Democratic leaders there aim to secure passage by Christmas with a simple majority using a special budget process called reconciliation with Vice President Kamala Harris in her role as president of the Senate, casting the deciding affirmative vote. All 50 Republicans have said they will vote against it, citing “wasteful” spending that will exacerbate runaway federal deficits.
US inflation hit a three-decade high in October with the consumer price index increasing 6.2% from a year ago. Prices jumped almost 1% last month, the largest gain since June, surpassing private forecasts and prompting concerns that inflationary pressures are spreading throughout the $22trn US economy.
Soaring prices have contributed to growing public dissatisfaction with Biden’s economic policies and were a key factor in Democrats’ poor showing in recent off-year elections. His approval ratings after 10 months in office are lower than those for predecessor Donald Trump at the same juncture of his presidency.
‘Vast subsidy programmes?’
Notably, stripped from the bill were any legally enforceable measures such as a carbon fines or taxes, or a cap-and-trade system, that would require major greenhouse gas sources including electric utilities and industry to reduce emissions.
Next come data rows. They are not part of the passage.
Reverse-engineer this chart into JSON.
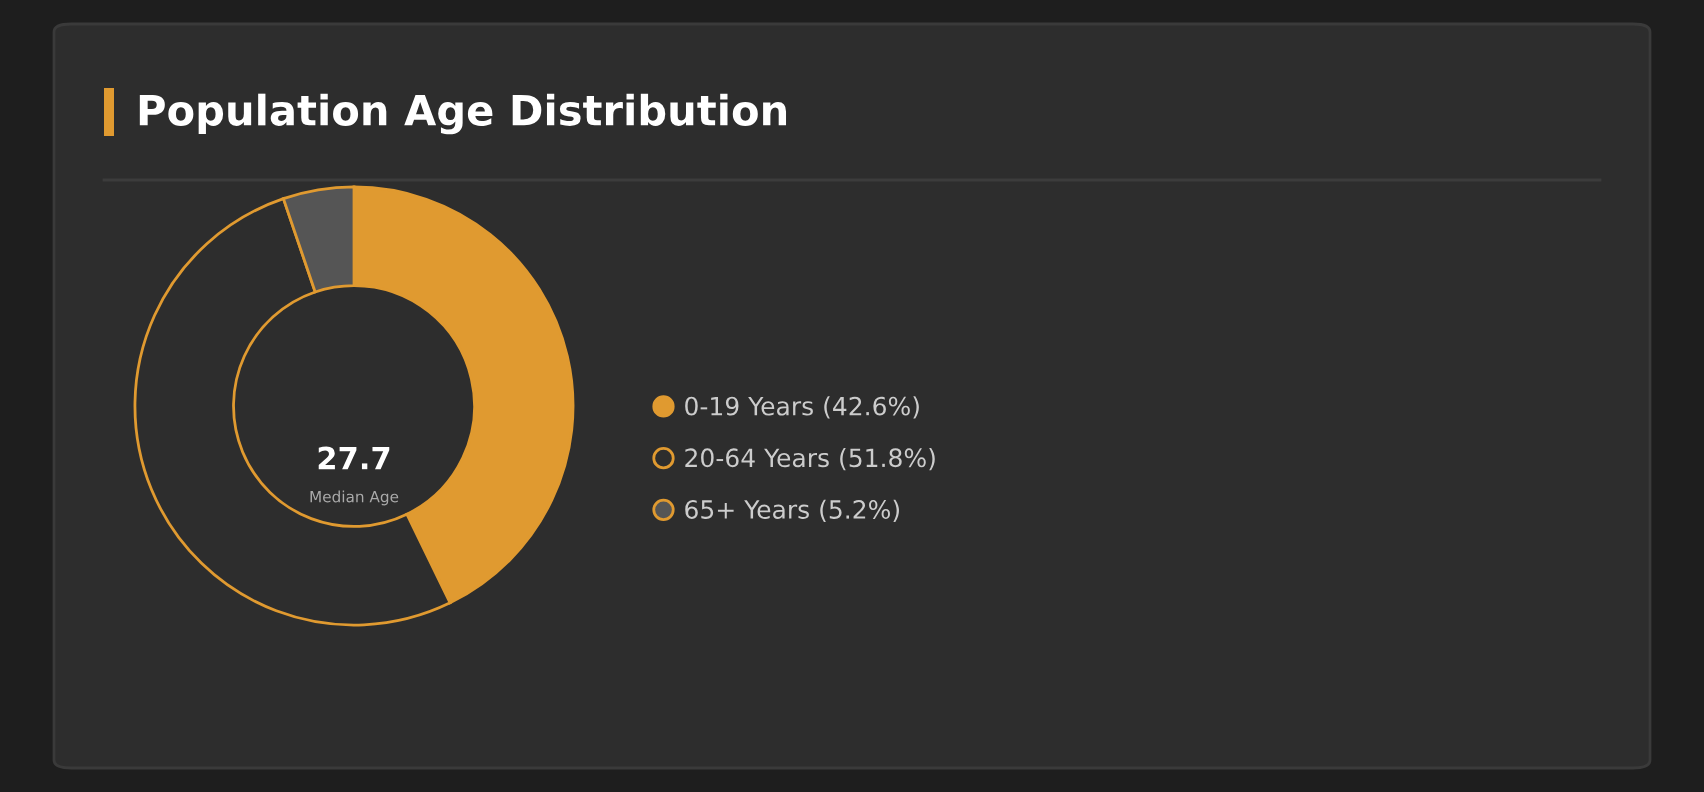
{
  "chart_data": {
    "type": "donut",
    "title": "Population Age Distribution",
    "categories": [
      "0-19 Years (42.6%)",
      "20-64 Years (51.8%)",
      "65+ Years (5.2%)"
    ],
    "values": [
      42.6,
      51.8,
      5.2
    ],
    "colors": [
      "#e09a30",
      "#2d2d2d",
      "#555555"
    ],
    "legend": "right",
    "annotations": [
      "27.7",
      "Median Age"
    ]
  }
}
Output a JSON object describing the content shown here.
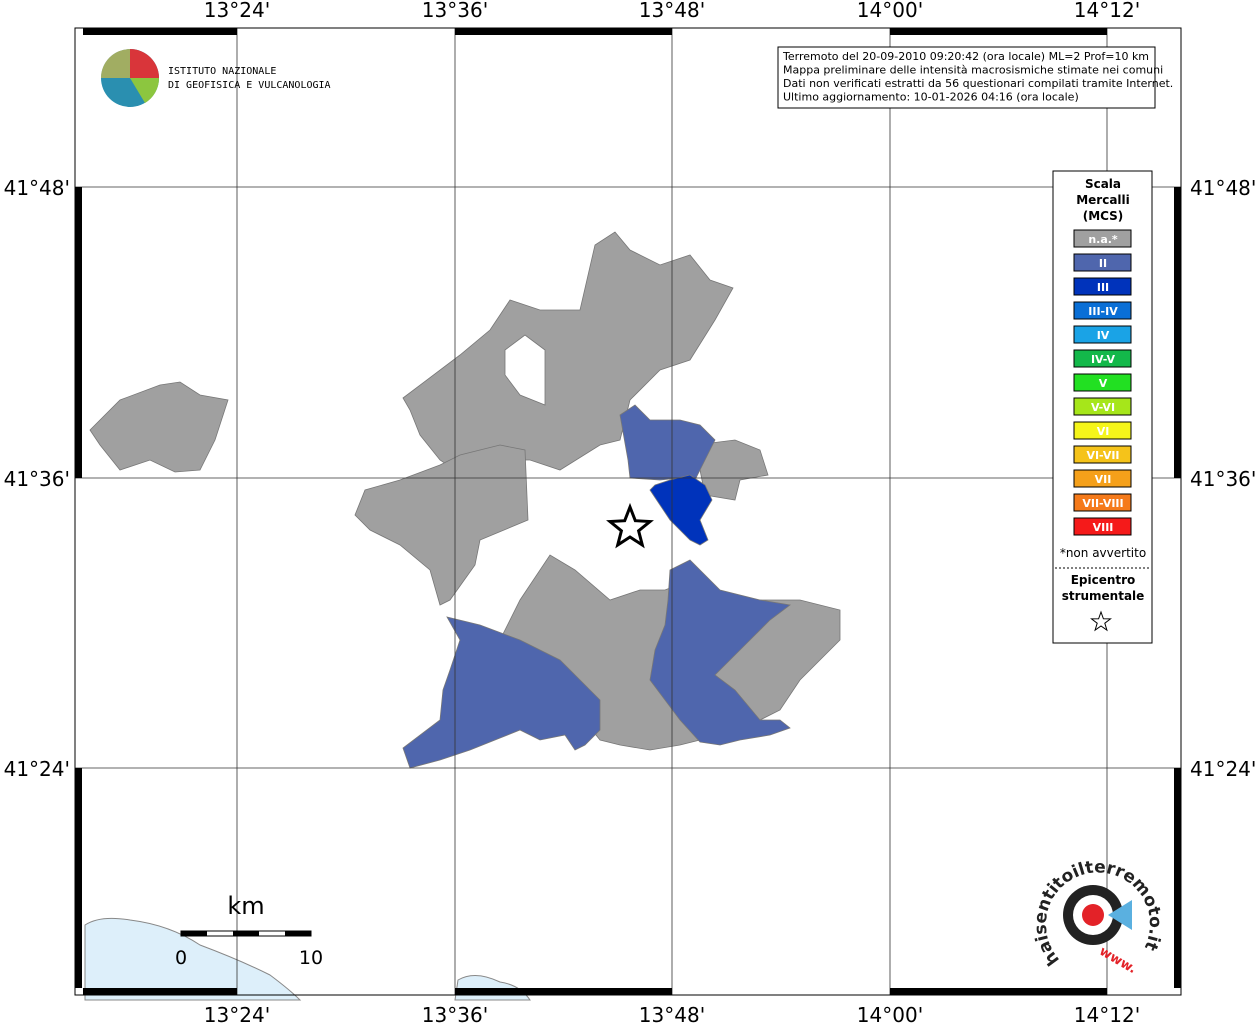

The bill earmarks $190bn to create or expand clean energy and electric tax credits and $60bn for the same purpose for clean fuel and electric vehicles, according to the Committee for a Responsible Federal Budget, a leading nonpartisan, non-profit group focused on fiscal policy impacts based in Washington, DC.
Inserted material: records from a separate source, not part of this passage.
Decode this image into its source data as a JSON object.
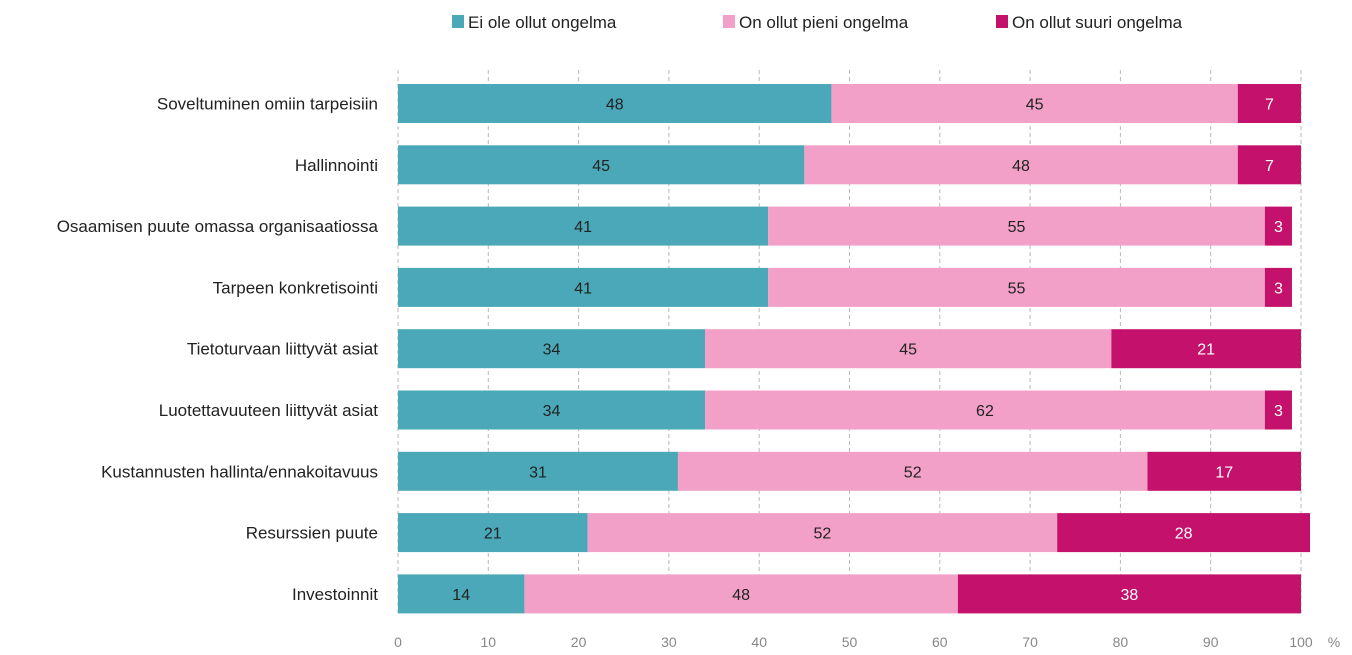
{
  "chart_data": {
    "type": "bar",
    "orientation": "horizontal",
    "stacked": true,
    "categories": [
      "Soveltuminen omiin tarpeisiin",
      "Hallinnointi",
      "Osaamisen puute omassa organisaatiossa",
      "Tarpeen konkretisointi",
      "Tietoturvaan liittyvät asiat",
      "Luotettavuuteen liittyvät asiat",
      "Kustannusten hallinta/ennakoitavuus",
      "Resurssien puute",
      "Investoinnit"
    ],
    "series": [
      {
        "name": "Ei ole ollut ongelma",
        "color": "#4ba8b8",
        "label_color": "#222222",
        "values": [
          48,
          45,
          41,
          41,
          34,
          34,
          31,
          21,
          14
        ]
      },
      {
        "name": "On ollut pieni ongelma",
        "color": "#f2a0c8",
        "label_color": "#222222",
        "values": [
          45,
          48,
          55,
          55,
          45,
          62,
          52,
          52,
          48
        ]
      },
      {
        "name": "On ollut suuri ongelma",
        "color": "#c4116c",
        "label_color": "#ffffff",
        "values": [
          7,
          7,
          3,
          3,
          21,
          3,
          17,
          28,
          38
        ]
      }
    ],
    "xlim": [
      0,
      100
    ],
    "xticks": [
      "0",
      "10",
      "20",
      "30",
      "40",
      "50",
      "60",
      "70",
      "80",
      "90",
      "100"
    ],
    "x_unit": "%",
    "grid": "vertical dashed",
    "legend_position": "top"
  }
}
Another $75bn in funding is targeted for other new or expanded climate-related tax benefits such as “green” manufacturing and workforce development, and $235bn is proposed for clean energy and climate resilience investments. These include $29bn to support rapid development of low- and zero-emission technologies and almost $6bn in rebates for residential electrification.
The bill leaves in place for 10 years the production tax credit (PTC), enacted in 1992 for eligible onshore wind projects, and the investment tax credit (ITC), which took effect in 2005 for solar installations and was later extended for offshore wind. Both have been phasing down in value with the PTC set to expire this year.
For wind and solar projects to qualify for the full value of either credit, the bill requires sponsors to use American-made inputs and products such as steel and union labour. These and other stipulations that Biden had lobbied have been contentious.
For example, the PTC would have a starting value of $5/MWh – versus $18/MWh value this year – and increase to a ceiling of $25/MWh depending to the degree that sponsors employ union apprentices as a percentage of their total workforce and adhere to paying prevailing wages.
These requirements and those for domestic content could add to project costs, making both technologies less competitive. Most onshore installations are performed by workers who don’t belong to unions and employ solar panels and wind turbines with a large percentage of imported content.
Biden has been courting the blue collar vote with union workers, once a bedrock constituency for the Democratic Party, increasingly voting Republican in the belief the party is more attuned to their economic and social concerns.
Clean hydrogen tax credits worth $9bn would apply for facilities that begin construction before 2029.
The bill also earmarks $275m to the Departments of Energy and Interior and Federal Energy Regulatory Commission to develop more "efficient, accurate, and timely reviews for planning, permitting and approval processes" for clean energy and climate beneficial infrastructure projects.
Doing this promises to be a challenge for Biden, who as vice president watched a similar initiative by the Obama administration struggle to make the federal bureaucracies more responsive with interstate transmission on public lands the most egregious example.